La Zambie et la République démocratique du Congo (RDC) ont signé un accord pour construire une route de 145 kilomètres reliant Kolwezi, dans la province riche en minerais du Lualaba en RDC, à Lumwana en Zambie. Le projet, qui passera par les postes frontières de Kambimba-Sakabinda, est le dernier d’une série d’initiatives menées par les deux pays pour approfondir leurs liens économiques et fluidifier la circulation des biens et des services à travers leur frontière commune.
Cette ambitieuse initiative d’infrastructure, officialisée par le ministre zambien des Infrastructures Charles Milupi et le ministre congolais des Infrastructures Alexis Muvunyi, comprend la mise en place d’un poste frontière à guichet unique afin d’accélérer les opérations douanières. La route s’inscrit dans le plan plus large de développement des infrastructures de la Zambie, qui comprend la modernisation d’axes essentiels tels que la Pedicle Road et le poste frontière de Chembe sur le fleuve Luapula. Pour la RDC, le projet promet un meilleur accès aux ports régionaux, réduisant les obstacles logistiques et favorisant son intégration aux corridors commerciaux africains.
Bien que le projet soit présenté comme un facilitateur du commerce, sa véritable valeur pourrait résider dans son potentiel à débloquer une croissance supplémentaire dans le secteur minier. La province du Lualaba, qui abrite 65 % des réserves mondiales de cobalt et de cuivre, joue un rôle crucial dans la transition mondiale vers les énergies renouvelables, ces métaux étant des composants clés des batteries de véhicules électriques. L’amélioration des liaisons de transport devrait réduire les coûts pour les opérateurs miniers et accélérer l’acheminement des matières premières vers les marchés d’exportation.

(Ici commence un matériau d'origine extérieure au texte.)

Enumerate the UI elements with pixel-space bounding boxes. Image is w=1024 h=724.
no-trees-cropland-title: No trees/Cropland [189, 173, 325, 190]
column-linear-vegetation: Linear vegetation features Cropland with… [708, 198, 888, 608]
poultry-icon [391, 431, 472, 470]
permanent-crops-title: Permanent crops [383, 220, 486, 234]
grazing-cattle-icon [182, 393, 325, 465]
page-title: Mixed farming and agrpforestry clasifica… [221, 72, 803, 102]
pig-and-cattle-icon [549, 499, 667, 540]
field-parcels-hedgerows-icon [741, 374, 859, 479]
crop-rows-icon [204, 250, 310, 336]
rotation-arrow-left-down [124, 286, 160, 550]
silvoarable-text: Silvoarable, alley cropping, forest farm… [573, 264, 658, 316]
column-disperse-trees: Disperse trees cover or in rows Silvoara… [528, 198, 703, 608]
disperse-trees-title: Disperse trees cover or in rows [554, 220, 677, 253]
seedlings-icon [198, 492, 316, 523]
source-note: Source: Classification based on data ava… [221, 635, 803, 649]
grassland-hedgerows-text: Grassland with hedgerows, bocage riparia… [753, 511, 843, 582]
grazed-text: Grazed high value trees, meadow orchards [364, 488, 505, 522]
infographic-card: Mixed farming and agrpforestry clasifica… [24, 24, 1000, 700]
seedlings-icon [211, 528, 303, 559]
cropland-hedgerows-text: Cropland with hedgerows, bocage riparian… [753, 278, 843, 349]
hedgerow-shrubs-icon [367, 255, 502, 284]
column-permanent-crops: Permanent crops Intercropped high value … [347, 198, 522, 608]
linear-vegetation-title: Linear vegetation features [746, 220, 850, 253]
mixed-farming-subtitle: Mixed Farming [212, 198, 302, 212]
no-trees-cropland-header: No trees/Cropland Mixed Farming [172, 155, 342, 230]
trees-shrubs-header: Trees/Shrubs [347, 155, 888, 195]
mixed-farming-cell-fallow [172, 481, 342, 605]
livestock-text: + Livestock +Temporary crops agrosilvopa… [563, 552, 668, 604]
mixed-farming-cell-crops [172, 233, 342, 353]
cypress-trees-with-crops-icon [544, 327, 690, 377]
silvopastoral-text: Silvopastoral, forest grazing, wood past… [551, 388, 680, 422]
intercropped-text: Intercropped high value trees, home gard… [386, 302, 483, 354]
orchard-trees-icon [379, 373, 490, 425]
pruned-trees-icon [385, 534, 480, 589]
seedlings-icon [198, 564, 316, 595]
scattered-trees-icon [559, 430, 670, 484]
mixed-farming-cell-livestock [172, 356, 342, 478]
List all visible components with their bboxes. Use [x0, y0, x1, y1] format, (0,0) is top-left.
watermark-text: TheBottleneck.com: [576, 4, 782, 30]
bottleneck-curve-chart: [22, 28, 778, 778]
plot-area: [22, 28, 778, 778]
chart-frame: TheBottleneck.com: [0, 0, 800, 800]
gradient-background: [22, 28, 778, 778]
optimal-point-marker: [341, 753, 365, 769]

Les travaux sur le projet ont déjà commencé. Sandstone Consortium Limited, en Zambie, prend en charge le tronçon de 85 kilomètres de son côté de la frontière dans le cadre d’un modèle de partenariat public-privé (PPP). Toha Investment Limited, une société congolaise, prendra en charge les 60 kilomètres restants, la mobilisation du côté de la RDC étant attendue d’ici la mi-décembre.
Malgré l’enthousiasme suscité par l’accord, sa mise en œuvre ne sera pas sans obstacles. Les projets d’infrastructure dans la région sont souvent confrontés à des retards dus à des inefficacités bureaucratiques, à des déficits de financement et à des difficultés de gouvernance. Le succès dépendra de la capacité des deux gouvernements à livrer le projet dans les délais et à veiller à ce que ses bénéfices profitent au-delà des conglomérats miniers aux communautés locales, qui voient souvent peu des retombées économiques promises par de tels développements.
En cas de succès, la liaison Kolwezi-Lumwana pourrait marquer un tournant, en renforçant les flux commerciaux, en stimulant la croissance industrielle et en soulignant le potentiel économique d’une coopération régionale plus approfondie.